Starring: Barry Keoghan, Jacob Elordi, Rosamund Pike, Richard E. Grant, Alison Oliver, Archie Madekwe, Carey Mulligan
Director: Emerald Fennell
UK Release: Amazon MGM
Oliver is a fresher at Oxford University on a scholarship and finds it difficult to mix with the phalanx of public school cronies, who look down on him as a distasteful charity case. However, when Oliver meets the handsome Felix, the latter allows him into his social circle. Oliver is then invited to stay with Felix over the summer at their vast palatial estate, Saltburn… What follows becomes an increasing web of deceit and manipulation, with Oliver trying to forge connections – personal and sexual – with the family that has the potential to change his life.
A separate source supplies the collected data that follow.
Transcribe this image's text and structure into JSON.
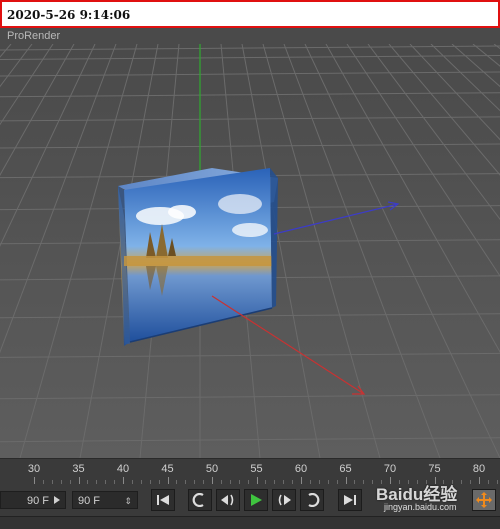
{
  "stamp": {
    "datetime": "2020-5-26 9:14:06"
  },
  "window": {
    "title": "ProRender"
  },
  "timeline": {
    "ticks": [
      "30",
      "35",
      "40",
      "45",
      "50",
      "55",
      "60",
      "65",
      "70",
      "75",
      "80"
    ]
  },
  "controls": {
    "start_frame": "90 F",
    "end_frame": "90 F"
  },
  "watermark": {
    "brand": "Baidu经验",
    "url": "jingyan.baidu.com"
  },
  "colors": {
    "x_axis": "#3c3cc8",
    "y_axis": "#2faa2f",
    "z_axis": "#c83232",
    "stamp_border": "#e01010"
  },
  "icons": [
    "first-frame-icon",
    "prev-key-icon",
    "prev-frame-icon",
    "play-icon",
    "next-frame-icon",
    "next-key-icon",
    "last-frame-icon",
    "move-tool-icon"
  ]
}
Keoghan is utterly resplendent in this part, cast as the snake-like social climber. The sheer hedonism on display is a real treat too. With Gatsby levels of flashy excess, we see this mausoleum of a home transformed into twenty-first century decadence as these bright young things frolic and cavort with their friends. This luscious movie is reminiscent of Baz Luhrmann but manages a really shrewd commentary on the British class system while telling a gripping story too. With excellent acting, arresting visuals and art direction to die for, this is one of the most original movies to be released in years.